De Lima: No to martial law in Negros Island!

Opposition Senator Leila M. de Lima today vowed to oppose any move to place Negros Island under martial law following the continued spate of killings that left 13 people dead in less than one week.

"Placing Negros Island under martial rule will only lead to the escalation of violence and oppression in the region," said De Lima, a staunch critic of Duterte's anti-drug campaign that has killed thousands of Filipinos.

According to her, the spate of killings has jumped since the government issued Memorandum Order No. 32 on Nov. 22, 2018, deploying additional troops to Samar, Negros Oriental, Negros Occidental, and Bicol Region to help suppress lawless violence.

"Since the issuance of Duterte's directive, the deployment of more policemen and soldiers has resulted in more killings. Killings have even increased and declaring martial law would only aggravate the worsening human rights situation in the region," she added.

Bagong Alyansang Makabayan-Negros Secretary General Michael de la Concepcion raised suspicion that the recent rise of killings in the region is a pretext for a possible declaration of martial law.

It may be recalled that since July 23, at least 13 people were reportedly killed in different towns and cities in Negros Oriental, including human rights lawyer Anthony Trinidad who was killed by still unidentified motorcycle-riding gunmen.

Two days later, armed men barged into the home of school principal Arthur Bayawa in Bgy. Hibaiyo around 1 AM and killed him and his sister Ardale. An hour later, armed men stormed the house of Bgy. Buenavista chairman Romeo Alipan and shot him several times.

Also, Marlon Ocampo and his one-year-old son were killed inside their home in Sta. Catalina, while Fedirico Sabejon, a resident of Siaton town, was also killed in his home the following day.

On July 27, armed men broke into the house of Canlaon City councilor Ramon Jalandoni gunned him down around 12:14 a.m.

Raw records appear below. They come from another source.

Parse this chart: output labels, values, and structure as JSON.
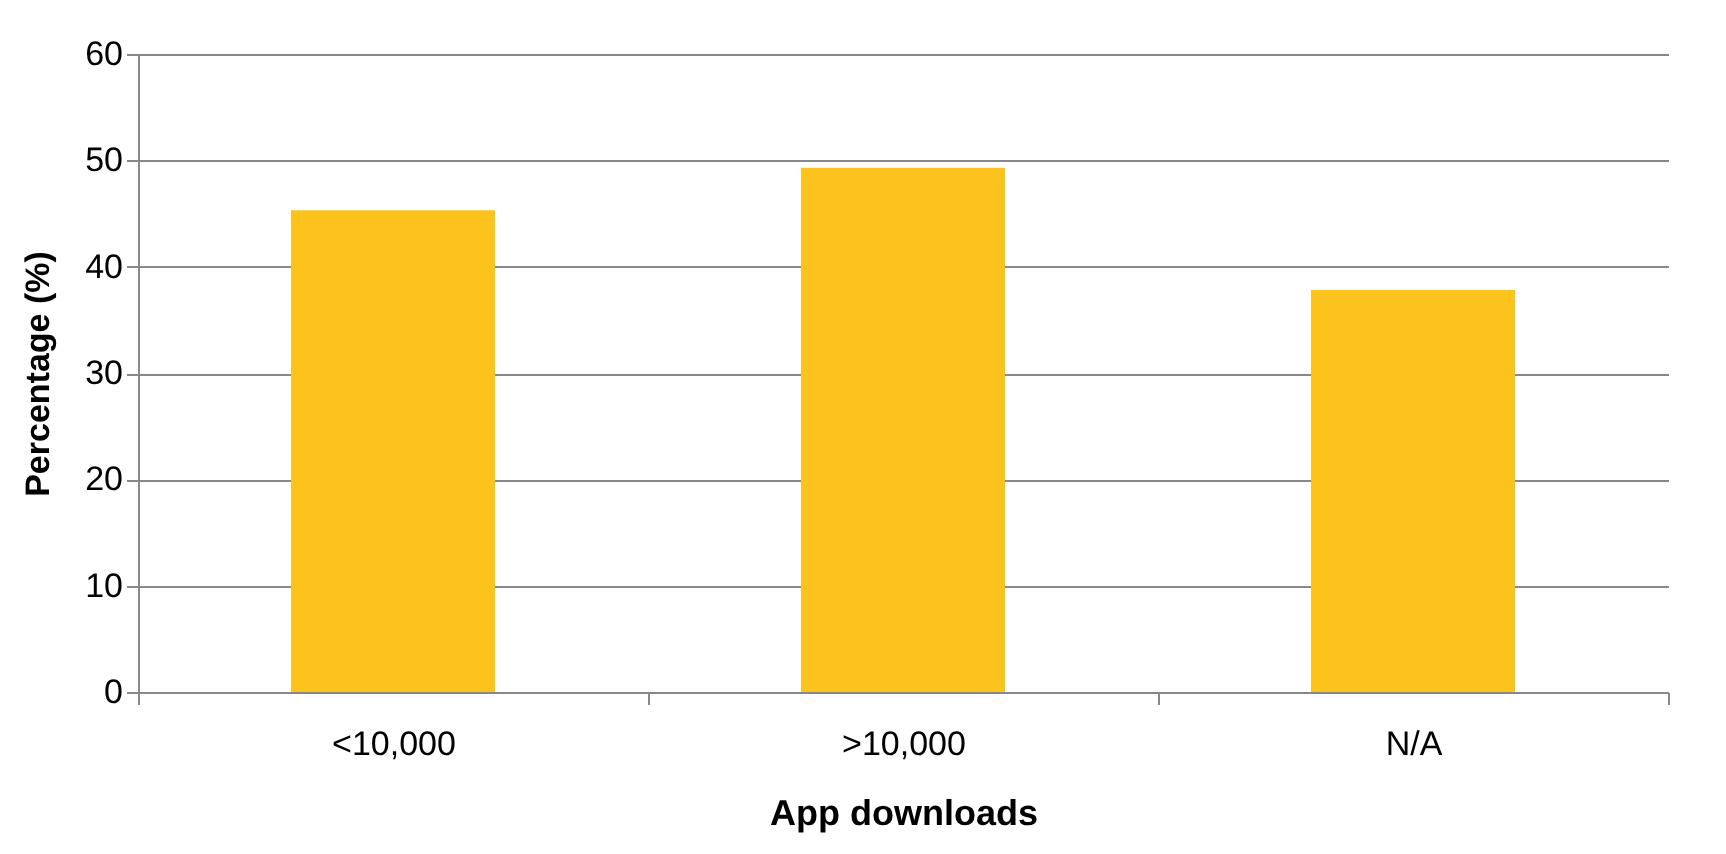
{
  "chart_data": {
    "type": "bar",
    "xlabel": "App downloads",
    "ylabel": "Percentage (%)",
    "categories": [
      "<10,000",
      ">10,000",
      "N/A"
    ],
    "values": [
      45.3,
      49.3,
      37.8
    ],
    "color": "#fdc31d",
    "ylim": [
      0,
      60
    ],
    "yticks": [
      0,
      10,
      20,
      30,
      40,
      50,
      60
    ],
    "grid": "y"
  }
}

Two hours later, unidentified gunmen shot dead former Ayungon town mayor Edsel Enardecido and his cousin in Ayungon. Also killed was Ernesto Posadas, barangay captain of Panubigan in Canlaon City.

"Sa halip na sugpuin ang karahasan, lalo pang tumaas ang bilang ng patayan, lalo na sa hanay ng mga nagtatangol sa karapatang pantao at mga Pilipinong walang kalaban-laban," said De Lima, a champion of human rights and social justice.

De Lima, former chairperson of the Commission on Human Rights, reiterated her call for the government to rescind Memorandum Order No. 32, which she blamed for the recent killing spree.

"It seems M.O. 32 is the culprit," she said.

"It's very obvious that Duterte's directive was not to quell insurgency but to silence his critics and dissenters of his flawed policies. I reiterate my call on our government to withdraw this order and put a stop to these senseless killings," she added.

De Lima has reintroduced her measure seeking to provide much-needed protection for human rights defenders (HRDs) who have been subjected to harassment and intimidation for helping the victims of human rights abuses.

She explained that her Senate Bill No. 179 seeks to institutionalize and enforce state obligations to provide protection to HRDs, and to establish effective legal remedies for violations of the rights of HRDs.

Based on the official records of human rights group Karapatan, at least 134 human rights defenders - and still counting - have been killed since Mr. Duterte assumed the presidency in June 2016.